Neatly mulched beds improve the appearance of any landscape. But beyond its appearance, a layer of mulch provides many other benefits. Mulch can protect a plant's root system, add nutrients to the soil and slow the erosion of topsoil.
When the weather gets warm, we're always in a hurry to get our landscape looking its best, so we pile on the mulch. Don't put mulch down too early in the spring. Give the soil a chance to warm. Mulching too early will actually slow down the warming process. Normally, mid- to late spring is the best time to put down mulch.
Seedlings can work their way through a thin layer of mulch, but too deep a layer could be impenetrable. Let your plants get off to a good start first. You can always add more mulch after the plants are established.
You may need to apply additional mulch in the summer to retain moisture and in the winter to insulate from cold.
If your garden has a layer of winter mulch, pull it away gradually as the temperatures warm. If you remove it all at once, the tender, new growth underneath could be affected by a late-season cold snap.
One reason we apply mulch is to control and kill weeds. It can do the same to your desired plants, so don't pile too much on them. Knowing how much mulch to use can be tricky. A 1- to 2-inch layer of fine mulch should be sufficient, while a coarser material should be 3 to 4 inches deep. Too much of either type can suffocate your plants. In areas where you simply want to keep anything from growing, you can lay it on as thick as you like.

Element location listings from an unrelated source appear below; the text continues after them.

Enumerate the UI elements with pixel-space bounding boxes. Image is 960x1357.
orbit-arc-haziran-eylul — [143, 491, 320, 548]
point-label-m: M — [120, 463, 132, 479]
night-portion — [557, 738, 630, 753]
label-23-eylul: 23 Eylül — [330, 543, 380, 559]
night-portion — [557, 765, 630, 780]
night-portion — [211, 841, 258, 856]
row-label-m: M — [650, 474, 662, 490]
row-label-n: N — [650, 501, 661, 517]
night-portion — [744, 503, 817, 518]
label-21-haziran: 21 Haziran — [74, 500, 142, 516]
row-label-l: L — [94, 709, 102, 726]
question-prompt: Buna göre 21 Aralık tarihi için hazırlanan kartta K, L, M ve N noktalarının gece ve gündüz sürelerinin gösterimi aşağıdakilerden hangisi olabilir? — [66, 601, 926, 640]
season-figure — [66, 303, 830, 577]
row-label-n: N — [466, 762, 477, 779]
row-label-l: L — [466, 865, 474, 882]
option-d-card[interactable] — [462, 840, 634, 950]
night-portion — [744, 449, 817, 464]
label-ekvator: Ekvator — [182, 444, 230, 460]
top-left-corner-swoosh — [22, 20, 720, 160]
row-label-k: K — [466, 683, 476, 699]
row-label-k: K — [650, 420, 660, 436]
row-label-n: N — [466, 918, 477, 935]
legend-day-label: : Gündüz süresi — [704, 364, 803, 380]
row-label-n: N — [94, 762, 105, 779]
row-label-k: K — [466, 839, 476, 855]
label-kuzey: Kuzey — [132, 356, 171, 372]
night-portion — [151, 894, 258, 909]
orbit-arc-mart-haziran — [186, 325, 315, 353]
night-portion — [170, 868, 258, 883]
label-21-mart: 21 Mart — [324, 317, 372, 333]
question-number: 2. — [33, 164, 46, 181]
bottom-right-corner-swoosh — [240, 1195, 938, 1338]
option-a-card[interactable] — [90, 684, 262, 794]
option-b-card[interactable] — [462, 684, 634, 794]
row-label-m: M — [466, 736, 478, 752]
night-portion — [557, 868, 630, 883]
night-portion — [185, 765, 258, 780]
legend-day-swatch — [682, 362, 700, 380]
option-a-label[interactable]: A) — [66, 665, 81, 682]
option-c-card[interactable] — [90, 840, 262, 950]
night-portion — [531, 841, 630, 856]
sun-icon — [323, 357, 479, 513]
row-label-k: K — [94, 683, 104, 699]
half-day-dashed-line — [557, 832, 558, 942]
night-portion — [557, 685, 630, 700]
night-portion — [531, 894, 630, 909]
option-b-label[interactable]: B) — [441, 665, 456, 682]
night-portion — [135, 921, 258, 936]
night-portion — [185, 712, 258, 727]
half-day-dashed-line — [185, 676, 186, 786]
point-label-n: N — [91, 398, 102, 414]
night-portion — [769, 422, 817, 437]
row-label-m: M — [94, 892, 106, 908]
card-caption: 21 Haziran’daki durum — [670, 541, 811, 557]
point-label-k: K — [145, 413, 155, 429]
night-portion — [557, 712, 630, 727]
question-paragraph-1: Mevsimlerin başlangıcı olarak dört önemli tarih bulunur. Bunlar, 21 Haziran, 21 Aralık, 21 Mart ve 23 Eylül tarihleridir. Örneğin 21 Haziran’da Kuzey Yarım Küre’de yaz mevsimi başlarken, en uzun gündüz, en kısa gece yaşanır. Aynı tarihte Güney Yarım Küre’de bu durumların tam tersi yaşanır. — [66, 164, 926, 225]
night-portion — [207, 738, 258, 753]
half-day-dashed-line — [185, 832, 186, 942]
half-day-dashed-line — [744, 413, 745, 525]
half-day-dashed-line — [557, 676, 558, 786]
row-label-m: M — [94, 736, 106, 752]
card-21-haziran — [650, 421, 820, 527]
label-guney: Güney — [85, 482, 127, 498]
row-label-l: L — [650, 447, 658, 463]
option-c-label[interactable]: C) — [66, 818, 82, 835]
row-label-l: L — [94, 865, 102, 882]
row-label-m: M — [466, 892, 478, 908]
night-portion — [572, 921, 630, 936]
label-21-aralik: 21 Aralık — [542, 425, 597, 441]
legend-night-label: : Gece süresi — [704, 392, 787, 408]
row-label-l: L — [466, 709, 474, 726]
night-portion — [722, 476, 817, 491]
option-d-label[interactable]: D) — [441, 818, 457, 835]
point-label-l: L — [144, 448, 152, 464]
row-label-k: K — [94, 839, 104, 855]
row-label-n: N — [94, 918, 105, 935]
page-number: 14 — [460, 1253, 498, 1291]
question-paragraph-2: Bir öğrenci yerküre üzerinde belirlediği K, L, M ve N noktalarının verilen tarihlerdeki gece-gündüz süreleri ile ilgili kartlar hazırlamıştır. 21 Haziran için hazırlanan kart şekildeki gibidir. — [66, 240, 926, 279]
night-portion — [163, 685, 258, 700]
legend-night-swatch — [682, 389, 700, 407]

Coverage will vary greatly based on what type of mulch you use and how deeply you layer it.
To prevent stems and bark from rotting, pull mulch away from woody stems and tree trunks 1 to 2 inches. Also, if mulch is touching the plants, pests — such as mice and slugs — can find a great hiding place and a free lunch. A pre-shaped mulch tree ring is an option to place around trunks.
Mulch that's too deep will stimulate root growth in the mulch layer rather than in the ground. The resulting shallow root system is susceptible to cold and drought damage.
From an appearance perspective, consider the size and style of the area you're putting the mulch in. For example, pine bark nuggets may be too large for a bed of annuals but perfect for an area around trees or shrubs.
Pathways, slopes and areas prone to flooding or high wind need special consideration. Consider using a heavier or larger material here. There are mulch products manufactured specifically not to float away.
The area needs to be weed-free before mulching. In general, the bigger the pieces or chunks, the deeper the layer needs to be. Smaller-sized mulches will work their way into the soil more quickly.
If you wish, you can work most organic mulches into the soil at season's end to improve the soil.
There are several products to consider when mulching: Work gloves prevent wear on your hands. Since mulch is light compared to other materials — like soil — a larger-capacity wheelbarrow (8 to 10 cubic feet) saves time when transporting mulch to your garden or flower beds. A bow rake is great for spreading mulch evenly.
During wet seasons, you may notice that there are more bugs than normal in your mulch, but these insects don’t tend to cause problems.
Termites might be attracted to the wood in compost, but they like larger pieces of wood. They don’t like finely shredded mulch or bark nuggets, and mulches made from cypress, cedar or eucalyptus are not as popular with the termite set.
Shredded rubber mulch or other inorganic mulches like stone or crushed rock are excellent alternatives if you find your mulch is popular with insects.